In the previous blogs in our series, we walked through ETL services provided by Amazon Web Services and Google Cloud Platform. In this final piece, we’ll take a deep dive into those offered by Microsoft Azure.
Azure Data Factory is an intuitive drag-and-drop tool used to extract and migrate your data from various source systems into Azure. You can leverage either the Azure Blob Storage or the Azure Data Lake storage for housing your raw data. A combination of Azure Data Factory and PolyBase lets you transform the raw data to its desired state before loading it into your Azure Data Warehouse. Azure provides you with multiple options to present your data to end-users as well, including Azure SQL databases or PowerBI for visualization and reporting purposes.
Scaling Compute Power and Memory
Azure is flexible and scalable. Azure Synapse Analytics (previously called Azure Data Warehouse) separates the computation from underlying storage to scale computing power and memory independent of the data storage. If there’s a spike in usage for your data solution, Azure SQL databases and SQL Managed Instance can scale on-demand, while keeping downtime to a minimum.
Azure SQL databases offer both the Database Traction Unit (DTU)-based and vCore-based purchasing models. DTU-based provides a blend of compute, memory, and Input/Output resources in three service tiers to support various database workloads.

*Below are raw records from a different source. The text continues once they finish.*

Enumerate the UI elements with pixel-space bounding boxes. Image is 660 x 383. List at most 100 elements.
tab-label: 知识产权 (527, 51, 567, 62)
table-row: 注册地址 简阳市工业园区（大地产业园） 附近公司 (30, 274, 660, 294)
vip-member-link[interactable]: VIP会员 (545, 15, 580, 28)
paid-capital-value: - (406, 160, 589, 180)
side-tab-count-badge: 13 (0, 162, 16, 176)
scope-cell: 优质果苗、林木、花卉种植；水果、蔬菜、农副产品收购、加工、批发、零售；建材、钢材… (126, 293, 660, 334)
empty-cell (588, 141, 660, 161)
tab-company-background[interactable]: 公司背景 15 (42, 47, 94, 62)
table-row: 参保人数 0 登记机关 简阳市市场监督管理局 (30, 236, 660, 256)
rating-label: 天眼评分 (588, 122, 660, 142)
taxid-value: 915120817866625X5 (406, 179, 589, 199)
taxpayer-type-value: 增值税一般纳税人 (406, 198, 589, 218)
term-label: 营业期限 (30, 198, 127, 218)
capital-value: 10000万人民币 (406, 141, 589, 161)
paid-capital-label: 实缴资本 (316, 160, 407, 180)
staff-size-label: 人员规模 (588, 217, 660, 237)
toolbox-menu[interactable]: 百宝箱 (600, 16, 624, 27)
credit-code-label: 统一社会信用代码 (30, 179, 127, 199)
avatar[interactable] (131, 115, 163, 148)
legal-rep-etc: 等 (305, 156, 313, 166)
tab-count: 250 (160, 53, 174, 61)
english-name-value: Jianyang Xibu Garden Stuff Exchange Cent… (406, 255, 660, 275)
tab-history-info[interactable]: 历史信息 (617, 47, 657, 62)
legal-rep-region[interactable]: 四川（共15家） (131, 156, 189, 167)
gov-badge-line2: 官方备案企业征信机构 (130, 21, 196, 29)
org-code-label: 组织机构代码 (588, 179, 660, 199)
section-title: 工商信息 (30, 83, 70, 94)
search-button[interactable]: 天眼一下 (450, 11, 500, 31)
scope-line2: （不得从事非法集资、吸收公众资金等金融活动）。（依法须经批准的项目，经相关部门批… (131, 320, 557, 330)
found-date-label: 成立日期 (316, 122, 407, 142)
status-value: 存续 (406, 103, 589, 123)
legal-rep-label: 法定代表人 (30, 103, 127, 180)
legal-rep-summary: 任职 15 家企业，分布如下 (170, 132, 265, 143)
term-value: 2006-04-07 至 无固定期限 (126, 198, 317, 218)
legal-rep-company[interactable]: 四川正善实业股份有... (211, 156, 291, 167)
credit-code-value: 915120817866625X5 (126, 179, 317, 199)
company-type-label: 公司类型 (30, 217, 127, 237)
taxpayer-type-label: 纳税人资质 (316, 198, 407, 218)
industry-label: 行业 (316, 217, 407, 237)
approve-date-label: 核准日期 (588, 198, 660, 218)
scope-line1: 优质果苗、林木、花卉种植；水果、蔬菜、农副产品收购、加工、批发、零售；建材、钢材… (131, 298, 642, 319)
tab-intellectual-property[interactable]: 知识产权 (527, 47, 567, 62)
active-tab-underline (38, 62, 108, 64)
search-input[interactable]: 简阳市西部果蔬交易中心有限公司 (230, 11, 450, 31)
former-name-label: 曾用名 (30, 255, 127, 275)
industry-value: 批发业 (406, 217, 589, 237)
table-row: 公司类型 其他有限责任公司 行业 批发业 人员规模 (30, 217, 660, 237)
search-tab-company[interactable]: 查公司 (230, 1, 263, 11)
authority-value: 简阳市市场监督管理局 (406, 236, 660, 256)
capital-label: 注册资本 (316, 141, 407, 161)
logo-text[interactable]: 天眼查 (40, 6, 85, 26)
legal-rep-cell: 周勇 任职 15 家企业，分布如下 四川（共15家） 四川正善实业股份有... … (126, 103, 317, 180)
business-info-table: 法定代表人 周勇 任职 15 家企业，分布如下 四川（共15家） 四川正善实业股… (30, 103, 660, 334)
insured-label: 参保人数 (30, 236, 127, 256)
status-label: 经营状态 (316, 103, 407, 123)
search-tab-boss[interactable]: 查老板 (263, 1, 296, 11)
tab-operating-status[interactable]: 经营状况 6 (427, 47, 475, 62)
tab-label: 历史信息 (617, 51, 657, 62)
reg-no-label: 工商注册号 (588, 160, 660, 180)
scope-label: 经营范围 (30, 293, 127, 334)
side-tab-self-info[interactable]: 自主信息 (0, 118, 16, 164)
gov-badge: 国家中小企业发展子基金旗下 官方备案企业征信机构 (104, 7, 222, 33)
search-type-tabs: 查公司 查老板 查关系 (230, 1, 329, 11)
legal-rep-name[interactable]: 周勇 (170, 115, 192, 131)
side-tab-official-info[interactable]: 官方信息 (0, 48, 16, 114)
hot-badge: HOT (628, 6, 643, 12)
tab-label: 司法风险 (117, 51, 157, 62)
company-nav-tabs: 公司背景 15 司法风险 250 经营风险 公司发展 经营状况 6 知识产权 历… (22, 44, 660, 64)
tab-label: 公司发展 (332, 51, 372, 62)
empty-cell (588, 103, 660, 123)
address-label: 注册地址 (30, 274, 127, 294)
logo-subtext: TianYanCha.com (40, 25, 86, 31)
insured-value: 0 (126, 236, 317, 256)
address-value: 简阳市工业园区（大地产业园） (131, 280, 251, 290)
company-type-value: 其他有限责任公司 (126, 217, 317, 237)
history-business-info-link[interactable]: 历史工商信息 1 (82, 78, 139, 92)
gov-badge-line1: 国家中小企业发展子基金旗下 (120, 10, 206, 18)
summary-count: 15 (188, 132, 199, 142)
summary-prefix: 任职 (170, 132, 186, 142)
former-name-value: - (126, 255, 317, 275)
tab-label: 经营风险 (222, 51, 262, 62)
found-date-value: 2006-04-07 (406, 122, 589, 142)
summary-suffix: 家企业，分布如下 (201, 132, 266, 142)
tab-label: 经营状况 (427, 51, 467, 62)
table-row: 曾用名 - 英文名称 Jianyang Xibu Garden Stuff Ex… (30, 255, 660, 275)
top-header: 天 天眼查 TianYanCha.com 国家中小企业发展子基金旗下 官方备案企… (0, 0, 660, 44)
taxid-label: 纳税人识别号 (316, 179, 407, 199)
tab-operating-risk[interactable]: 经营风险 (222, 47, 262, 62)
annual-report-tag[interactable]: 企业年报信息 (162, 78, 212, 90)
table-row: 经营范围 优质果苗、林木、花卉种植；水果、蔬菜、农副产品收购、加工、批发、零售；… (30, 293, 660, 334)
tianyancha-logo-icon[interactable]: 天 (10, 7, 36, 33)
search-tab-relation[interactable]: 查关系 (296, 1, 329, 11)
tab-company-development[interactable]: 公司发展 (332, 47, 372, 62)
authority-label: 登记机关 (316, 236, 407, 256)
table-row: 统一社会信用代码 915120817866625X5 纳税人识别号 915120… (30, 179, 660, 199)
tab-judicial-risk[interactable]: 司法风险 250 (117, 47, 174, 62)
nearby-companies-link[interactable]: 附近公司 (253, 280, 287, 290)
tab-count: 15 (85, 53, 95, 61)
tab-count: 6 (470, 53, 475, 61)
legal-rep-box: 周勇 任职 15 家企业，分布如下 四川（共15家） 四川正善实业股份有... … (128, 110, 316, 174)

The vCore-based model allows you to select the amount of memory in three tiers: General Purpose, Business Critical, and Hyperscale. In cases where the highest service tiers fail to keep up with your scaling demands, Azure provides additional options:
- Read scale-out: One read-only copy of your data where you can execute demanding, read-only queries without affecting resource usage on your primary database.
- Database sharding: A set of techniques that enables you to split the data into several databases and scale them independently.
Storage
Azure Blob Storage and Azure Data Lake storage are the platform’s two storage options. Azure Data Lake storage is a vast repository of structured and unstructured data. Data Lake combines the best of scalability and cost. Benefits include:
- Hadoop-compatible access treats data as if it’s stored in the Hadoop Distributed File System, along with access to data using compute technologies (like Azure Synapse Analytics) without moving between environments.
- Security permissions can be set at a different directory or file level for the data stored in the data lake. All the data is encrypted at rest using Microsoft or customer-managed keys.
- Data is stored in a hierarchy of directories and subdirectories for better performance and more seamless navigation.
- Data redundancy takes advantage of the Azure Blob replication model that provides data redundancy in a single data center with the locally-redundant storage (LRS), or a secondary region with the geo-redundant storage (GRS) option.
Networking
Azure lets the user set up what is called the SQL server’s “Always On” availability groups to optimize throughput for your ETL solution, ensuring that it is always available. These groups are stored in different Azure regions and can have synchronous commits with automatic failover. The Azure Accelerated Networking is ideal for computing environments that are under extreme demand. It gives you options to optimize and fine-tune the ETL solution for your network workloads on supported virtual machines (VMs).
Below is a is an example of a modern data warehouse architecture in Azure:
Applying an expertise-guided approach, below are a few key diagnostic criteria you can use to validate whether Microsoft Azure is the right pick for your business:
- If your existing architecture is made up of SQL Server Integration Services, Azure may offer the most seamless migration relative to the other options.
- If you’re seeking serverless capabilities that are comparable to AWS Glue, Azure Data Factory is a great alternative pick.
- Regardless of whether you use structured data and relational databases or non-relational databases, Microsoft Azure is an ideal choice. In the case of non-relational databases, you can simply replace the Azure SQL database with the Cosmos database.
Moving away from on-premise data storage and towards the public cloud may initially seem like a daunting task. By applying insights and expertise to guide your path forward, you’ll be one step closer to developing a data architecture strategy that can better help your organization scale, adapt, and transform for the unknowable future ahead.